Ukiah considered the four Kicking Deers. An exchange of trust. It felt like he was getting the short end of the bargain, but perhaps they felt the same way too. He tried for a vague explanation. “The mice are just something that happens when I'm hurt.” Oh, that sounded stupid. He winced, and decided to keep his mouth shut.

She laughed at the look on his face. “So, it's been seventy years! What have you been doing with yourself, Wolf Boy?”

He shrugged. “I don't know. Running with the wolves is all I remember. Season after season.”

She walked around him, scratching her chin. “Well, you look damn good for being eighty!”

“I'm not eighty,” Ukiah said quietly. “My father's people told me how old I was.”

That startled them.

“Your father's people?” Cassidy echoed.

“Who are your father's people?” Uncle Daniel asked.

How did one describe the Pack without using the word “alien”? “They are dangerous, brutal people. Killers. They told me how my mother was taken.
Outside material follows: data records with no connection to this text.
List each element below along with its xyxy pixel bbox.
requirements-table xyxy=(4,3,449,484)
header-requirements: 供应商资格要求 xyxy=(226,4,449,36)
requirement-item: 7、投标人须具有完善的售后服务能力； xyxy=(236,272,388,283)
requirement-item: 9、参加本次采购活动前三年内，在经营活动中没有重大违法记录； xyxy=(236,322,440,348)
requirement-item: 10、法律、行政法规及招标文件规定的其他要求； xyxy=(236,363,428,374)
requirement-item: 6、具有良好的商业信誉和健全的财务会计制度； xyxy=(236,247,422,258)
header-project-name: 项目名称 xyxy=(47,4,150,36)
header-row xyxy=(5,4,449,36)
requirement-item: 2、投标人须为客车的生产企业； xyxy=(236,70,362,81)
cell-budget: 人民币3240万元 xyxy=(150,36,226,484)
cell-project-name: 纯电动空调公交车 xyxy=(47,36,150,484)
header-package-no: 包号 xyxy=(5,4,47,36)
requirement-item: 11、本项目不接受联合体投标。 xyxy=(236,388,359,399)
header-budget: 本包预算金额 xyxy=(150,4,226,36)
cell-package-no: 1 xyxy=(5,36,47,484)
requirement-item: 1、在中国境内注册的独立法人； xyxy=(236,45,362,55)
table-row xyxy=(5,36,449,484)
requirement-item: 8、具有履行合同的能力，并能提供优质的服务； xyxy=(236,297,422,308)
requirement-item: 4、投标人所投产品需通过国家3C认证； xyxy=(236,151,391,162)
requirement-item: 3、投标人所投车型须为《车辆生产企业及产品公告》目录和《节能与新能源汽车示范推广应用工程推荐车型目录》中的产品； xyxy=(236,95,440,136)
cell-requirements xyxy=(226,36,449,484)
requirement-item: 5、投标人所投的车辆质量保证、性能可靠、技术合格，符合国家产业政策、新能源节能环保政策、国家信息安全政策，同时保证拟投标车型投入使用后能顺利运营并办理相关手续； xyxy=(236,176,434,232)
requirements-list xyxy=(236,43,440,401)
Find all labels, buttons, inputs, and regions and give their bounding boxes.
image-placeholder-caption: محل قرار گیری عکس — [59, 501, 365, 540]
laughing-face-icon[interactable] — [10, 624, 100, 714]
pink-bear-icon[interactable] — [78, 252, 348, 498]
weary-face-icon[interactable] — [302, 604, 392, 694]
How I came to be.” Hex had stunned his mother and taken her to the ship. Prime used the ovipositor to splice his alien genetics into her human DNA and impregnated her. It was sterile rape. “My father planned to kill my mother before I was born.” Prime thought a breeder was too dangerous to let him live. “My father's people thought he had succeeded, so they didn't know I existed until recently.”

Puzzlement took over Cassidy's face. “If you don't remember anything, and they didn't know you were born, how did you find your father's people?”

“Well, actually, they found me.”

“I reiterate.”

Ukiah cocked his head. “You what?”

“Oh, I forgot.” She clapped her hands together. “Wolf boys don't have a strong grasp of English!”

“I do well enough,” he said. “We think it's because I lived long enough among humans”—that sounded bad—
“before I lived with the wolves, that I picked up English quickly once I was found. I didn't know it when Mom Jo found me.”

“Reiterate is to repeat,” Cassidy told him. “How did your father's people find you?”

“There is a knowing, without touching, without speaking.”

She looked angry for a moment, and then a grin took over her mouth. “You do the mystic bullshit pretty good.”

“I was hired to find a missing girl that they were looking for too. Our paths crossed.”

“Oh, the first story was so much better.” She shook her head. “Do you really expect us to believe that you're an eighty-year-old man?”

“No. I'm older than that,” Ukiah said.

“Ninety?” Cassidy asked.

Ukiah hesitated, wondering how much to tell them. If they were his family, wouldn't they know this already? “My father's people say that I was born several hundred years ago.”

“He's good,” Uncle Quince mumbled. “I nearly believe him.”

“Someone talked again,” Lou said.

“What do you mean?” Ukiah asked.

“Whenever someone comes along with a good story,” Cassidy said, “it always turns out that someone in the family told the wrong person the whole story. You've got interesting takes on the story that no one else has tried. And you've got that wolfie kind of feel.”

“Look, all I want is to talk to people about my mother, and about myself,” Ukiah said. “My father's people thought she had been killed before I was born, so they were surprised to find me. They couldn't tell me how I ended up with the wolves, or how long I had been with the wolves, or what I had done before then.”